Performance Evaluation of Different Object Detection Models for the Segmentation of Optical Cups and Discs

Gendry Alfonso-Francia; Jesus Carlos Pedraza-Ortega; Mariana Badillo-Fernández; Manuel Toledano-Ayala; Marco Antonio Aceves-Fernandez; Juvenal Rodriguez-Resendiz; Seok-Bum Ko; Saul Tovar-Arriaga

doi:10.3390/diagnostics12123031

Performance Evaluation of Different Object Detection Models for the Segmentation of Optical Cups and Discs

Diagnostics (Basel). 2022 Dec 2;12(12):3031. doi: 10.3390/diagnostics12123031.

Authors

Gendry Alfonso-Francia^{1

2}, Jesus Carlos Pedraza-Ortega¹, Mariana Badillo-Fernández³, Manuel Toledano-Ayala¹, Marco Antonio Aceves-Fernandez¹, Juvenal Rodriguez-Resendiz¹, Seok-Bum Ko², Saul Tovar-Arriaga¹

Affiliations

¹ Faculty of Engineering, Autonomous University of Querétaro, Santiago de Querétaro 76010, Mexico.
² Department of Electrical and Computer Engineering, University of Saskatchewan, 57 Campus Drive, Saskatoon, SK S7N 5A9, Canada.
³ Instituto Mexicano de Oftalmología (IMO) I.A.P., Circuito Exterior Estadio Corregidora sn, Centro Sur, Santiago de Querétaro 76010, Mexico.

Abstract

Glaucoma is an eye disease that gradually deteriorates vision. Much research focuses on extracting information from the optic disc and optic cup, the structure used for measuring the cup-to-disc ratio. These structures are commonly segmented with deeplearning techniques, primarily using Encoder-Decoder models, which are hard to train and time-consuming. Object detection models using convolutional neural networks can extract features from fundus retinal images with good precision. However, the superiority of one model over another for a specific task is still being determined. The main goal of our approach is to compare object detection model performance to automate segment cups and discs on fundus images. This study brings the novelty of seeing the behavior of different object detection models in the detection and segmentation of the disc and the optical cup (Mask R-CNN, MS R-CNN, CARAFE, Cascade Mask R-CNN, GCNet, SOLO, Point_Rend), evaluated on Retinal Fundus Images for Glaucoma Analysis (REFUGE), and G1020 datasets.
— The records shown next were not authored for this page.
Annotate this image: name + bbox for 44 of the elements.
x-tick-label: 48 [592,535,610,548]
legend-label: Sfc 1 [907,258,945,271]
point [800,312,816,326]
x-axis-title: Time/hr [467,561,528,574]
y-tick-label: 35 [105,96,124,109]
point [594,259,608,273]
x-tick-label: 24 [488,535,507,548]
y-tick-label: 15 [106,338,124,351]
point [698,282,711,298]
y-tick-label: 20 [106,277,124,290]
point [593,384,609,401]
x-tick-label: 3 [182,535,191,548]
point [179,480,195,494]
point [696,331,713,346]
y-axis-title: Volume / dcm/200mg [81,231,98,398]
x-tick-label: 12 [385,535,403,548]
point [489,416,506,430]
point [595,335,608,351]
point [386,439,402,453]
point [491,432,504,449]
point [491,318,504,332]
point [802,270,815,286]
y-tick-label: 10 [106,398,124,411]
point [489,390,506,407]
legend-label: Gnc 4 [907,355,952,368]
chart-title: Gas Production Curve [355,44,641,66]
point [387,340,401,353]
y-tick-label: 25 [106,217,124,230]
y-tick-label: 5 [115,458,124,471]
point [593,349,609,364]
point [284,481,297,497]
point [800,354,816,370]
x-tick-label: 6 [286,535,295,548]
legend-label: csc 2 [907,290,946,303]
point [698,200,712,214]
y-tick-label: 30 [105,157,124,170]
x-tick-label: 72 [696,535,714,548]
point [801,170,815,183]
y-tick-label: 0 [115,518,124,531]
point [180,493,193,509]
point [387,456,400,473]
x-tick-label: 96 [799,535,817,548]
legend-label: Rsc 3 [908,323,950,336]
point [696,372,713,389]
Reported metrics were Average Precision (AP), F1-score, IoU, and AUCPR. Several models achieved the highest AP with a perfect 1.000 when the threshold for IoU was set up at 0.50 on REFUGE, and the lowest was Cascade Mask R-CNN with an AP of 0.997. On the G1020 dataset, the best model was Point_Rend with an AP of 0.956, and the worst was SOLO with 0.906. It was concluded that the methods reviewed achieved excellent performance with high precision and recall values, showing efficiency and effectiveness. The problem of how many images are needed was addressed with an initial value of 100, with excellent results. Data augmentation, multi-scale handling, and anchor box size brought improvements. The capability to translate knowledge from one database to another shows promising results too.

Keywords: Cascade Mask R-CNN; Mask R-CNN; average precision; glaucoma; instance segmentation; intersection over union; object detection; segmentation.

Grants and funding

This research received no external funding.